The Entrepreneur's Guide to Outer Space

Just saw a fairly cool link to an article in a magazine I had never heard of before, called Business 2.0 (click here). The whole "active magazine" browser is kinda interesting, if not a bit weird. Not much of the content is particularly new to most readers here, but it's good to see business people becoming more interested in space development. As Michael Mealling likes pointing out, it's much harder to get space guys to learn how to be businessmen than to get businessmen to become interested in space.

2 Comments:
Aaaargh you beat me to it. I saw it at LaGuardia (JPMorgan airplane conference in NYC for my day job) on the way back to Dallas tonight and bought it without hesitation. It's an entrepreneurial-oriented magazine that's been around for a little while. The Editor's Letter notes:
"...one of Taylor's first ideas was to do a package on space - not a gee-whiz, saucer-eyed fanboy gawk at the latest rockship-technology, but a hard-nosed entrepreneur's take on the money to be made.

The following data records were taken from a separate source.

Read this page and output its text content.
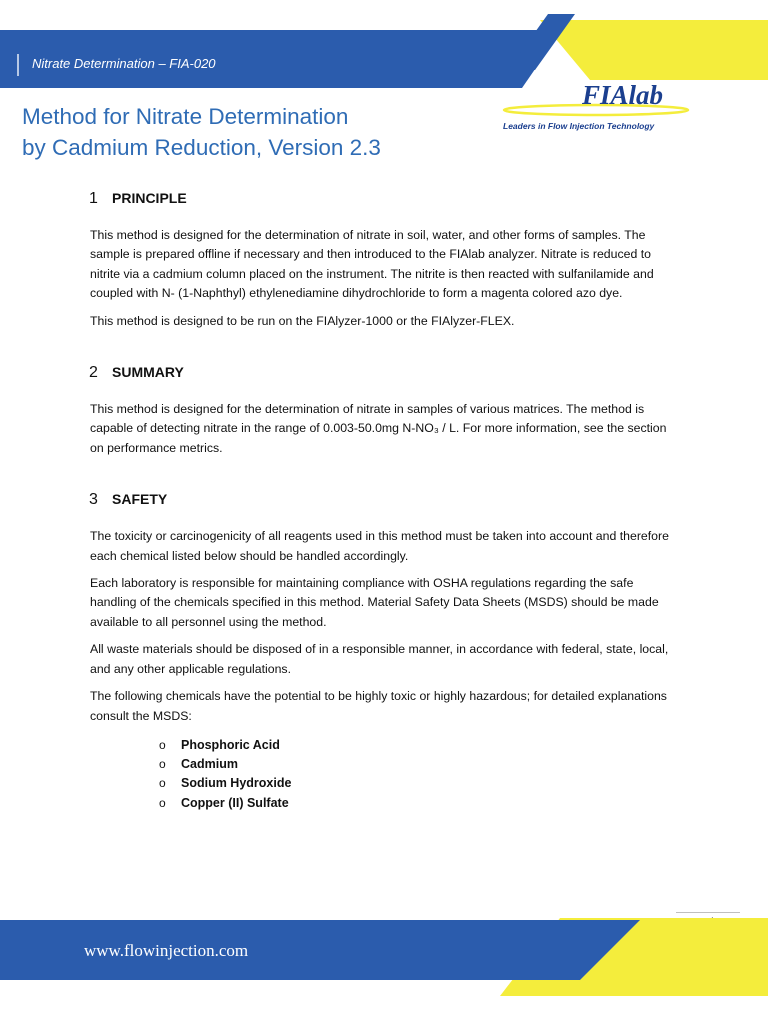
Nitrate Determination – FIA-020
FIAlab
Leaders in Flow Injection Technology
Method for Nitrate Determination
by Cadmium Reduction, Version 2.3
1	PRINCIPLE

This method is designed for the determination of nitrate in soil, water, and other forms of samples. The sample is prepared offline if necessary and then introduced to the FIAlab analyzer. Nitrate is reduced to nitrite via a cadmium column placed on the instrument. The nitrite is then reacted with sulfanilamide and coupled with N- (1-Naphthyl) ethylenediamine dihydrochloride to form a magenta colored azo dye.

This method is designed to be run on the FIAlyzer-1000 or the FIAlyzer-FLEX.

2	SUMMARY

This method is designed for the determination of nitrate in samples of various matrices. The method is capable of detecting nitrate in the range of 0.003-50.0mg N-NO₃ / L. For more information, see the section on performance metrics.

3	SAFETY

The toxicity or carcinogenicity of all reagents used in this method must be taken into account and therefore each chemical listed below should be handled accordingly.

Each laboratory is responsible for maintaining compliance with OSHA regulations regarding the safe handling of the chemicals specified in this method. Material Safety Data Sheets (MSDS) should be made available to all personnel using the method.

All waste materials should be disposed of in a responsible manner, in accordance with federal, state, local, and any other applicable regulations.

The following chemicals have the potential to be highly toxic or highly hazardous; for detailed explanations consult the MSDS:

o	Phosphoric Acid
o	Cadmium
o	Sodium Hydroxide
o	Copper (II) Sulfate
www.flowinjection.com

Twelve solid pages on content. Now, if there's a spike in sales of the magazine and visits to the website, that help's to lay the groundwork for a serious reduction in the giggle factor of space development.
Burt Rutan's piece ("Why Space Needs You") is particularly eloquent, and defines the market he targeting to start, "I plan to develop a fleet of sub-orbital spaceships that are robust and affordable enough to allow large numbers of opinion formers to look back at Earth and understand the importance of crossing our new frontier."
He recognizes what's often called the Overview Effect, and he knows who to sell it to to have the maximum impact on the public conciousness.
If Business 2.0 hypes something, it's time to hold onto your wallets and back away slowly. That magazine is lucky to have survived the collapse of the internet "bubble".